Opinion
12-23-2016
Sean D. Beyel, Respondent–Petitioner–Appellant, Pro Se. Lisa M. Holeck, Petitioner–Respondent–Respondent, Pro Se.
Sean D. Beyel, Respondent–Petitioner–Appellant, Pro Se.
Lisa M. Holeck, Petitioner–Respondent–Respondent, Pro Se.
PRESENT: SMITH, J.P., LINDLEY, DeJOSEPH, NEMOYER, AND TROUTMAN, JJ.
MEMORANDUM:In this proceeding pursuant to Family Court Act article 4, respondent-petitioner father appeals pro se from an order that, inter alia, denied his objections to a Support Magistrate's order that, among other things, denied his request for a reduction of his child support obligation. Contrary to the father's contention, the Support Magistrate did not err in directing him to apply to the Social Security Administration for a change in the representative payee of the subject children's social security disability (SSD) benefits from the father to petitioner-respondent mother. The court in a child support matter has discretion to consider " ‘everything available to support the child’ " (Matter of Webb v. Rugg, 197 A.D.2d 777, 778, 602 N.Y.S.2d 716 ; see Matter of Graby v. Graby, 87 N.Y.2d 605, 611, 641 N.Y.S.2d 577, 664 N.E.2d 488, rearg. denied 88 N.Y.2d 875, 645 N.Y.S.2d 449, 668 N.E.2d 420 ). The evidence in the record before us establishes that the mother had primary physical custody of the subject children, and that their needs were best served by having their SSD benefits paid to her.
We further conclude that, because those payments are to be used for the benefit of the children and the father failed to establish that he had done so, the Support Magistrate did not err in directing that he pay to the mother the amount of those benefits that he received after the mother filed the petition seeking those payments for the benefit of the children (see Family Ct. Act § 449[2] ; McDonald v. McDonald, 262 A.D.2d 1028, 1028–1029, 691 N.Y.S.2d 824 ; see generally Matter of Kummer, 93 A.D.2d 135, 185–186, 461 N.Y.S.2d 845 ). Contrary to the father's contention, the Support Magistrate did not award those funds to the mother as support arrears. Instead, the Support Magistrate directed the father to provide the mother, the children's primary custodian, with funds that were "for the children's social security payment that [the father] received and did not give to" the mother and that he failed to establish that he used for the children's benefit.

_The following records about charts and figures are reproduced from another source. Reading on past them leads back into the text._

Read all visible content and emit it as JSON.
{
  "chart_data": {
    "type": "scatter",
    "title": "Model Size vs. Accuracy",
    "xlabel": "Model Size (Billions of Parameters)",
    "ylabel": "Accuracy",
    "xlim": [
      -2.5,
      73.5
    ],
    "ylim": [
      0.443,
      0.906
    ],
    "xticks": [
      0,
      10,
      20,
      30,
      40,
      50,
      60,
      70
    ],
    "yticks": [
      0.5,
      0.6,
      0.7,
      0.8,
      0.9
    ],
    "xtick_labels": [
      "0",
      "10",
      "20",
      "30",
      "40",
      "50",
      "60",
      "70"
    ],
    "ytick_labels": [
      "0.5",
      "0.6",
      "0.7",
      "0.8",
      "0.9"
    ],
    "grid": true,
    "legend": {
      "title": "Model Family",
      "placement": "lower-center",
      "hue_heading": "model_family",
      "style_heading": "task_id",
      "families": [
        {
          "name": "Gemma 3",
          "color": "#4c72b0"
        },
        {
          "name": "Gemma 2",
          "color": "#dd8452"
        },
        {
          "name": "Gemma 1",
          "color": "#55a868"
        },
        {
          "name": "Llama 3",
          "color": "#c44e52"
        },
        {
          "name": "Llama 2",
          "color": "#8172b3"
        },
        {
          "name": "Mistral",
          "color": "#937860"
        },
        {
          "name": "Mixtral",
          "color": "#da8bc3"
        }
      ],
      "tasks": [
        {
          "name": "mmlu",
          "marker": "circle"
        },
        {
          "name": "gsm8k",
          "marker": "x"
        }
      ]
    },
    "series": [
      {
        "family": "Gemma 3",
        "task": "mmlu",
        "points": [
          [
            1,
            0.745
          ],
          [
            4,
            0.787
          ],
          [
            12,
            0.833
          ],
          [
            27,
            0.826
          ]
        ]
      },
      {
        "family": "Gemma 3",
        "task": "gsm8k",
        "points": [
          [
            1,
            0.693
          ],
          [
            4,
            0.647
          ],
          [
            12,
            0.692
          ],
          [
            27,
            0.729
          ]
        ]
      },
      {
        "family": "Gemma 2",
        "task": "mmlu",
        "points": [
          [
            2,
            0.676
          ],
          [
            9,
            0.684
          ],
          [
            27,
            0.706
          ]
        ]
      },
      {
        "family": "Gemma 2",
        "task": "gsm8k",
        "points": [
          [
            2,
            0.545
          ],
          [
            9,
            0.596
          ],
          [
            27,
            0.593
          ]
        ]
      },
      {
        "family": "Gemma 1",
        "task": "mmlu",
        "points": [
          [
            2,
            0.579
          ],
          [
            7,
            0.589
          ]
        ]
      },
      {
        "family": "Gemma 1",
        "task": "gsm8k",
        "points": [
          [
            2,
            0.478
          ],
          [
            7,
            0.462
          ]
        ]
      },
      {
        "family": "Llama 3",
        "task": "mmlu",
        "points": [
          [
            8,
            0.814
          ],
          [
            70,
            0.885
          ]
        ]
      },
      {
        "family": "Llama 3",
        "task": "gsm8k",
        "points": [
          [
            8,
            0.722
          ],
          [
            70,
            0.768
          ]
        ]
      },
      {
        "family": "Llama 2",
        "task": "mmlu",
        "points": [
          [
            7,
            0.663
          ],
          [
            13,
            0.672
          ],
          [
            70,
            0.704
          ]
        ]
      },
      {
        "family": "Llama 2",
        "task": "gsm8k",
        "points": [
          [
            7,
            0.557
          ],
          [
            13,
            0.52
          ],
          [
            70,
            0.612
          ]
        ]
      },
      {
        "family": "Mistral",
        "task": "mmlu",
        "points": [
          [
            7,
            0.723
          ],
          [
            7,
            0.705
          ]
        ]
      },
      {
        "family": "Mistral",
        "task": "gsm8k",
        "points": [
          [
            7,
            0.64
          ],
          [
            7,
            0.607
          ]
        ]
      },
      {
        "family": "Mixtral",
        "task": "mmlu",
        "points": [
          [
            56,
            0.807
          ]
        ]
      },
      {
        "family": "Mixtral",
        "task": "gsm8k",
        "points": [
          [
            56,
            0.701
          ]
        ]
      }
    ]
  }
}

Family Court also properly denied the father's objection to that part of the Support Magistrate's order that rejected his request for a reduction of his child support obligation. The father requested that reduction after the mother became the payee for the children's SSD benefits, and the father contended that he received less income due to the change in payee. It is well settled that, "although a dependent child's Social Security benefits are derived from the disabled parent's past employment, they are designed to supplement existing resources, and are not intended to displace the obligation of the parent to support his or her children" (Graby, 87 N.Y.2d at 611, 641 N.Y.S.2d 577, 664 N.E.2d 488 ; see Matter of Hollister v. Whalen, 244 A.D.2d 650, 650, 663 N.Y.S.2d 918 ). Therefore, the fact that the Support Magistrate directed the father to request that the Social Security Administration designate the mother as the children's representative payee, together with the father's resulting loss of the use of that money, does not provide a basis for a downward modification of the father's child support obligation (see Matter of McDonald v. McDonald, 112 A.D.3d 1105, 1107–1108, 976 N.Y.S.2d 338 ; see generally Graby, 87 N.Y.2d at 611, 641 N.Y.S.2d 577, 664 N.E.2d 488 ).
It is hereby ORDERED that the order so appealed from is unanimously affirmed without costs.